Two other covert techniques of deliberately segregating pupils have also become more widespread: the practice of forcing pupils who were difficult to manage, especially Gypsy pupils, into special schools (Ladányi 2009), and the practice of segregating pupils on the basis of performance at the start of upper secondary school (age 10) in schools with several parallel classes (Velkey 2013). This institutionalised internal selection served both the needs of parents and the increase in the professional prestige of schools. Moreover, it was in line with the education policy of decentralisation and marketisation of late Kádárism, which had overshadowed the centralised but declaratively egalitarian education policies of previous decades (Kovai and Neumann 2015), and which consciously promoted pluralism, autonomy and alternativity in contrast to the earlier ‘standardisation’. The choice of district schools was questioned mainly on the grounds of alternative pedagogical programmes, institutional specialisations and talent management, first in a narrow and then in an increasingly broader context.
This process has been accelerated since the mid-1990s by three factors: (1) the persistence of excess capacity (oversupply), (2) the strong differentiation of services, and (3) the changing attitudes of parents (Velkey 2019a).
  • Faced with the unsustainability of training capacities adapted to the previous demographic peak, municipalities, faced with the financial incentives since the early 1990s, have started to phase out surplus places with varying degrees of intensity. The reduction in staff numbers was followed, with a slight delay, by a reduction in the number of learning groups. However, the reduction in the number of schools has continued to lag behind, in order to avoid local conflicts. The new church primary schools created after the change in regime also played an important role in maintaining the oversupply. Thus, in almost all parts of the country, primary school surplus capacity has been maintained consistently, allowing pupils to move between schools and settlements as soon as they start primary school.
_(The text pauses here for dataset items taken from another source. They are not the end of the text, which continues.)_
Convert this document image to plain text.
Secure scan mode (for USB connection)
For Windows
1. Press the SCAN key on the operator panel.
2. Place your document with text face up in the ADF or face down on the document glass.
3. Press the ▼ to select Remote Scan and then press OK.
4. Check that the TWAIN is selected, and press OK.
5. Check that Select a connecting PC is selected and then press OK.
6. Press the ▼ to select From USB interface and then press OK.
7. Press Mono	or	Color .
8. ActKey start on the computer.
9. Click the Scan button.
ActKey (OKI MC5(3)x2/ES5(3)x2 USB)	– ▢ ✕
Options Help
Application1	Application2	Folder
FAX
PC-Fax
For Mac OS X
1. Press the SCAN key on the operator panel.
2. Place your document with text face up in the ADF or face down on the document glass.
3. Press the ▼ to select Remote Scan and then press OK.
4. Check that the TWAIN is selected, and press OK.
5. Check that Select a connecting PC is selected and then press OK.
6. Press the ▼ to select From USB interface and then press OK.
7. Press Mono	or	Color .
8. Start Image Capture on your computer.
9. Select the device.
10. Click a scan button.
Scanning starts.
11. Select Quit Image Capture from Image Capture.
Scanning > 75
  • The strong differentiation in the quality of schools was mainly related to the budgetary situation of the municipalities. Smaller municipalities with little revenue of their own found it increasingly difficult to supplement the state subsidy, which initially declined gradually and then dramatically in real terms, and the higher unit costs of maintaining their schools resulting from a low number of children made it even more difficult. Together, these factors led to the deterioration of the educational infrastructure and equipment, difficulties in providing the necessary specialists and the impossibility of providing the conditions for catching up and talent management. Larger municipalities have been less affected because of higher staff numbers and greater budgetary room for manoeuvre, and per capita financing has made them more interested in taking in children “fleeing” from deteriorating standards. In larger cities, this effect of attracting pupils was even more pronounced because of the wider range of provision (specialised classes, art, language, IT, talent management, specialised teaching services, church schools), the remaining surplus capacity and the improvements in facilities and content resulting from the more favourable budgetary situation.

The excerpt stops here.